December 12, 2013 0 Comments
Tulisan saya sebelumnya jelas tulisan yang ke-pede-an :D 

Saya menyangka sudah terlewat dari masalah dan bisa melanjutkan hidup. Nyatanya, sakitnya hanya reda sebentar kemudian muncul lagi. Begitu seterusnya setiap hari sampai saya putus asa. Akhirnya, saya pun menyetujui usulan untuk pergi ke therapist.

Ya, awalnya saya berkeras penyakit ini akan reda sendiri. Saya tunggu satu hari, dua hari, satu minggu, dua minggu, tidak juga reda. Sampai sudah satu bulan!

Saya melihat, satu bulan itu banyak sekali yang terbengkalai.

Lulu, Xenia saya yang cantik, jadi tidak terurus.
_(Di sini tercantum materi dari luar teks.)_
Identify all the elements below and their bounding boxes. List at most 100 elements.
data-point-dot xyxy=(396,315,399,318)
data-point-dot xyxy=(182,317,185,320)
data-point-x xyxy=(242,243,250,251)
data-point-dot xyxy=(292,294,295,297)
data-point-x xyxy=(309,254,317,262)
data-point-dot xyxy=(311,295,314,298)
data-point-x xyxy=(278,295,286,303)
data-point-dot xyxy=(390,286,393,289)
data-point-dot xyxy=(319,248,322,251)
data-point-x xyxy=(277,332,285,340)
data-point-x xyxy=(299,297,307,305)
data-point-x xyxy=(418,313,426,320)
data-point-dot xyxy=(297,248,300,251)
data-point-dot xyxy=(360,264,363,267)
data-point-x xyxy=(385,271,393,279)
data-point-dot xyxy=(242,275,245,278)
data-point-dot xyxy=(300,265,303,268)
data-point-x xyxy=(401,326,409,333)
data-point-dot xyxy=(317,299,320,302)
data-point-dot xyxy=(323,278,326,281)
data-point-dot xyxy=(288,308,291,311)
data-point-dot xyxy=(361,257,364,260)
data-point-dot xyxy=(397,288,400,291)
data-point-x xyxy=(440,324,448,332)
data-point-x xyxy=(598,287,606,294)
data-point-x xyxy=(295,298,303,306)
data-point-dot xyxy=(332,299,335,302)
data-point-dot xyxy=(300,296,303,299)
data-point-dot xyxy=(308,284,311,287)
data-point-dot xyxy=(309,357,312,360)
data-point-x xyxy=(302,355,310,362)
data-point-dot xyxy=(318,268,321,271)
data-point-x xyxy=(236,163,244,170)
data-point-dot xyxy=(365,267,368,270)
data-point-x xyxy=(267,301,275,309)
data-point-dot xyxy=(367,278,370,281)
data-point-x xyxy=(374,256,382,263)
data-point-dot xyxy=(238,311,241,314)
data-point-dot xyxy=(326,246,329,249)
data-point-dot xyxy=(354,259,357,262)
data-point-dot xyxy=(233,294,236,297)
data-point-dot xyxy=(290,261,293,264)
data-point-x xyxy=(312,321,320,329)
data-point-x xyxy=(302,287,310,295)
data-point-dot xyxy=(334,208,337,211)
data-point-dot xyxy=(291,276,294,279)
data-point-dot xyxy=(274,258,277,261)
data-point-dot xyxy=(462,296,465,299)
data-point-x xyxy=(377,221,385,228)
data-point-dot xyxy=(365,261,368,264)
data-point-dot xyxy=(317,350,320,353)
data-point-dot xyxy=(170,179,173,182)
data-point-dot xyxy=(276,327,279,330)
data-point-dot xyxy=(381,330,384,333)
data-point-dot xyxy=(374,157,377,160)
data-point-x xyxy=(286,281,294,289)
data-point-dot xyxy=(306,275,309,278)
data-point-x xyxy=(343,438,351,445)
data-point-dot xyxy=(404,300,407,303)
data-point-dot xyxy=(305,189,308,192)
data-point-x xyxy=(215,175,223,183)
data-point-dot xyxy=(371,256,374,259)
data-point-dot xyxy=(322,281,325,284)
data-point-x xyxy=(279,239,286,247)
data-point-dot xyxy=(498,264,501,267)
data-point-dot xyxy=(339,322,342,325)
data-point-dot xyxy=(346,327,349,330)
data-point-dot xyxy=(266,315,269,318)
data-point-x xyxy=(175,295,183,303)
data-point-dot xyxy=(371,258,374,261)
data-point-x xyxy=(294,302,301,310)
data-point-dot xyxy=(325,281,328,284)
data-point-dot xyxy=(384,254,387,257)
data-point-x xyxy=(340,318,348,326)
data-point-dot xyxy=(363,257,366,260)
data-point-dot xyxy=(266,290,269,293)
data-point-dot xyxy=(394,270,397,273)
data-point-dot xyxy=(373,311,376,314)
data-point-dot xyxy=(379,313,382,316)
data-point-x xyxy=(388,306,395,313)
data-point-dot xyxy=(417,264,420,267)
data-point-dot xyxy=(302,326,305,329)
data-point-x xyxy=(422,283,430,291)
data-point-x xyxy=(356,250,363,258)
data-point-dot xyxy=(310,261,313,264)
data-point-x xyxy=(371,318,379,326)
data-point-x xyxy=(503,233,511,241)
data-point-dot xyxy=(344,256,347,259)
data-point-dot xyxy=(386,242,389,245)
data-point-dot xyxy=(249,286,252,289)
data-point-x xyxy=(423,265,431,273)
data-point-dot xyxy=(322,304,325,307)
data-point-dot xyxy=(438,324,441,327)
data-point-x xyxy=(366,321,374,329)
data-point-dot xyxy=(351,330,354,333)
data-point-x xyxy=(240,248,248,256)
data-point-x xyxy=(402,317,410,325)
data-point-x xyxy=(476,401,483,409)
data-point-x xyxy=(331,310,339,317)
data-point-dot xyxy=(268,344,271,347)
Padahal pada saat yang sama ada masalah dengan ban-nya. Bodynya juga sudah kotor sekali. Sedih melihatnya.

Pekerjaan utama saya sebagai supir tidak dapat saya kerjakan, berarti orang-orang yang biasa saya antar jemput harus jumpalitan mencari jalan keluar.

Beberapa ide menulis tidak bisa saya eksekusi dengan perasaan puas.

Dan yang terpenting, dua orang doggie saya tidak bisa lari pagi. Ini sangat menyedihkan buat saya. Mereka butuh lari pagi untuk melepaskan frustrasi dan stress. Rumah saya terlalu kecil untuk jadi tempat mereka lari-lari. Melepas mereka keluar tanpa pengawasan sama saja menyerahkan mereka ke tangan para jagal....

Akhirnya, dengan segala pertimbangan itu, saya ke therapist (fisio terapi) 2 Desember 2013 lalu.